Millennials are the most likely to swap roles, with 66% of 18-34 year olds admitting that they are unsatisfied with their working life. However, despite the grievances, many aren’t prepared to change their careers due to fears regarding financial instability.

So, how can you make your workplace a happier place to reside? An employee who is happy is 12% more productive, so it’s important that they are smiling.  Whether you’re an employee or a manager, follow these top tips to make your working life more fulfilling.

Create a regular touch point with your staff/manager

Regularly consulting each other in the workplace can have great benefits for both employees and managers. Communication is key to keeping projects moving and avoiding any misunderstanding regarding instructions.

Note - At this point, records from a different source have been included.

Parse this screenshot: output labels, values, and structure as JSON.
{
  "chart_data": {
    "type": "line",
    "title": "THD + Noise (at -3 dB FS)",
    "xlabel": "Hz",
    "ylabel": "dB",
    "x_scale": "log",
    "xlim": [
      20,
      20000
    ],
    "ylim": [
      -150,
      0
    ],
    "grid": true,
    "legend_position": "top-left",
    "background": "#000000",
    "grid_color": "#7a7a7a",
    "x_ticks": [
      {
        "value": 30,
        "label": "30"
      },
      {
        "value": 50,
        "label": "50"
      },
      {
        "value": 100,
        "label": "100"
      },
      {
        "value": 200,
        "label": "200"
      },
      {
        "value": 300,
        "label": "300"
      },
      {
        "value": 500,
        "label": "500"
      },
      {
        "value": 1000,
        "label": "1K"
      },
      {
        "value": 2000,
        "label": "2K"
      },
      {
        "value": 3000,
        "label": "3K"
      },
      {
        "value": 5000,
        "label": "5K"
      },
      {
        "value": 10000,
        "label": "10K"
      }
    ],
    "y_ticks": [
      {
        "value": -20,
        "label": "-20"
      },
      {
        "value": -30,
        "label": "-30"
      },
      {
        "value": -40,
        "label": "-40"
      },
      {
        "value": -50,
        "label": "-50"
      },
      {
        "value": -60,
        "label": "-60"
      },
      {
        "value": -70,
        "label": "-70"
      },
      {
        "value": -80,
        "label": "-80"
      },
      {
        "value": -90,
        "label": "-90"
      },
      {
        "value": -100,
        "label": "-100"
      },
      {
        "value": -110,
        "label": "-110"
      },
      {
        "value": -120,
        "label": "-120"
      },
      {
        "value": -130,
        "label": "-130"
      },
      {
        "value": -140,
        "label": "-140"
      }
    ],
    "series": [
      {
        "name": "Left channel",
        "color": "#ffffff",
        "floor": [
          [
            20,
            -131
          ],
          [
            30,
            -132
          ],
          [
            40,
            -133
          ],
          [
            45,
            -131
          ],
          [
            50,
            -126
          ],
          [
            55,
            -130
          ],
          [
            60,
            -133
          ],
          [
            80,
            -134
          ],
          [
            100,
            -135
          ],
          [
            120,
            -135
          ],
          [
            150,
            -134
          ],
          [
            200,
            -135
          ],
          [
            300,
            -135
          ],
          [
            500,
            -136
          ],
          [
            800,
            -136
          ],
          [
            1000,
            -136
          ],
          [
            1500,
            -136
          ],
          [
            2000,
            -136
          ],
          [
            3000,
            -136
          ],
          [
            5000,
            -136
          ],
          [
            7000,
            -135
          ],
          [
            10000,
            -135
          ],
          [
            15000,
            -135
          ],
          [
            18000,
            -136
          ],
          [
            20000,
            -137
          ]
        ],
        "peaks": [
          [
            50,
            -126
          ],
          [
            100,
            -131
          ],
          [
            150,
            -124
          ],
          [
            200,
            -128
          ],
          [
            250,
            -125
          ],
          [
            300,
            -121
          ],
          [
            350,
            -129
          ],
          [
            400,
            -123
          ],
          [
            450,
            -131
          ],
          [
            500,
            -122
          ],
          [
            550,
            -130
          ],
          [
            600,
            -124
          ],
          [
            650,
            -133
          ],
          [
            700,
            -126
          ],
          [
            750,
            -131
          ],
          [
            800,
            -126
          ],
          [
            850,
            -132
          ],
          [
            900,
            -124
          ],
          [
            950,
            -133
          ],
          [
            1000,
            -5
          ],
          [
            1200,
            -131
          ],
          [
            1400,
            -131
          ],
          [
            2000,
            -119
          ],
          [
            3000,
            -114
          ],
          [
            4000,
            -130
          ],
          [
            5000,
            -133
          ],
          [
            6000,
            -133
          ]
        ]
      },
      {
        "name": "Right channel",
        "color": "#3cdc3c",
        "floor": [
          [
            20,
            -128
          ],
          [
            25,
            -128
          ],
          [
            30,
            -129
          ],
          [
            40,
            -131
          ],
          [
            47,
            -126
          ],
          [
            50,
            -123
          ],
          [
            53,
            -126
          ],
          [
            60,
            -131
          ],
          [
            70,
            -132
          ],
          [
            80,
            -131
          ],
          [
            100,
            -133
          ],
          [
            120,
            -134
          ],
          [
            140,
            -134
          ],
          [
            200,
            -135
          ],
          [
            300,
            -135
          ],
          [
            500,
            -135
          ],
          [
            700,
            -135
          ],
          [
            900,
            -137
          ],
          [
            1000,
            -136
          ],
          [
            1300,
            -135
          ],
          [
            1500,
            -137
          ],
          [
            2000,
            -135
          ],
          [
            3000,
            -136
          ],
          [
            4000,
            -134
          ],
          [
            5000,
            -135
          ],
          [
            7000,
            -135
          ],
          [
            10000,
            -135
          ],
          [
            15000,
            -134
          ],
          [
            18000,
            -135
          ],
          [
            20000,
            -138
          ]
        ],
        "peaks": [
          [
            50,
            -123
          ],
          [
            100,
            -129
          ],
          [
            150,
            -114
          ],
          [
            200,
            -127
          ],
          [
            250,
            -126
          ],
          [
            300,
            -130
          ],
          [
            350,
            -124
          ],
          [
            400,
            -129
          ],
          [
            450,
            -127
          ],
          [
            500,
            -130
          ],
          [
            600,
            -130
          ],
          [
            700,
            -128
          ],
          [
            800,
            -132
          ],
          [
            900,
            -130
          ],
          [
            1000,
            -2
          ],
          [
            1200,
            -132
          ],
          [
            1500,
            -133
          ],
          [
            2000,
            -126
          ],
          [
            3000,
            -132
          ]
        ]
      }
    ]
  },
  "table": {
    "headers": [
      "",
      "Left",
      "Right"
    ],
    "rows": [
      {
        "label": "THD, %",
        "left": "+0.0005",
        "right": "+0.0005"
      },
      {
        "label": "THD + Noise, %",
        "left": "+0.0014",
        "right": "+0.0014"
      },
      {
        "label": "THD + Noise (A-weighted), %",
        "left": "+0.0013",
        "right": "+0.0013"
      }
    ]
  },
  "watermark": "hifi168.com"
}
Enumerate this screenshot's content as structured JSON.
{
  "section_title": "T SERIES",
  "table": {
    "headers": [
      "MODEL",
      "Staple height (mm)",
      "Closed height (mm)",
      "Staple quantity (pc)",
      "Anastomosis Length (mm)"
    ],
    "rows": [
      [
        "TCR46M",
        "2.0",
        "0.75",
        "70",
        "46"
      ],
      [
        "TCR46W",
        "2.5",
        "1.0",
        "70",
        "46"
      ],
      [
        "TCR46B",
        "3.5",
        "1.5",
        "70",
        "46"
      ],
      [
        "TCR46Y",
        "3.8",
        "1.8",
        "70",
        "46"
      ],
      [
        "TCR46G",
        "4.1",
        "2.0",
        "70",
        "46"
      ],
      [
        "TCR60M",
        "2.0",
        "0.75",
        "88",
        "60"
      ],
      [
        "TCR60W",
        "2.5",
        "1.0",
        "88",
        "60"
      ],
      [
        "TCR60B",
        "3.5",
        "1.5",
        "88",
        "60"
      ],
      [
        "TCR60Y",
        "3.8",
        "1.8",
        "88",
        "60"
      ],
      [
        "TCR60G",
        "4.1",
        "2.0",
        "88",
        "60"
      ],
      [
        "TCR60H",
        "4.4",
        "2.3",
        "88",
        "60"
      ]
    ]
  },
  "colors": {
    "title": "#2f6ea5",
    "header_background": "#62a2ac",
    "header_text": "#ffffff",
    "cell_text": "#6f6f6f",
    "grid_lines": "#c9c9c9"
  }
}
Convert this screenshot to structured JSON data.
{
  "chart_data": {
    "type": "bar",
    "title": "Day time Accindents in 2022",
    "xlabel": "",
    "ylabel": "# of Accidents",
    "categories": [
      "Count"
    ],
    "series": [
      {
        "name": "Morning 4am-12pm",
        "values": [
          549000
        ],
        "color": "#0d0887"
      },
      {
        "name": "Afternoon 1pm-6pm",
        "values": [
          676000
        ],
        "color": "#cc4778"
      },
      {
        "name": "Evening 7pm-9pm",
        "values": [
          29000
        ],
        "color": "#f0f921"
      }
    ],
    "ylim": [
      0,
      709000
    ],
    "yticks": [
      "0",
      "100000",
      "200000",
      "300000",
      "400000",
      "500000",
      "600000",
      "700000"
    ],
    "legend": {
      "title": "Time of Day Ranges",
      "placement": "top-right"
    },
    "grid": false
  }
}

Gain new skills via training

If you’re an employee, it’s perfectly acceptable to ask your employer for additional training that you think would benefit your workplace. With the emergence of digital learning, new skills are far more accessible than in years gone by and worst-case scenario is they rebuff your approach. Not only can it lead to you picking up new skills and feeling more valuable, it is also beneficial for the business.

Andries De Grip’s and Jan Sauermann’s report in 2011 revealed that training led to a nine per cent increase in levels of productivity. Management can also benefit from training course. There are always new methods being introduced that can help you engage with your staff.

Encourage a co-worker culture

Open-plan offices have become a huge part of the culture in tech start-ups and with millennials. This enables easier communication, which can help with happiness levels. Of course, this can then lead to higher levels of productivity. Harvard researchers Phil Stone and Tal Ben-Shahar found that students who had social support at school and at home were happier and better at dealing with stress. Carrying this kind of support into the workplace sets strong foundations for an increase in overall happiness.

A great way to increase morale is by organising staff nights out, team meetings and office sweepstakes and, as a manager, budgeting for this type of activity is advised. Doing this will see you repaid in increased productivity. As an employee, do anything you can to get involved. Even if your workplace doesn’t provide much for your team, you can set up your own internal sweepstakes or fantasy sport leagues to help boost happiness and keep things on track.

Productive employees are often the happiest, so make happiness your priority  and it will be a sure-fire way of improving your working environment.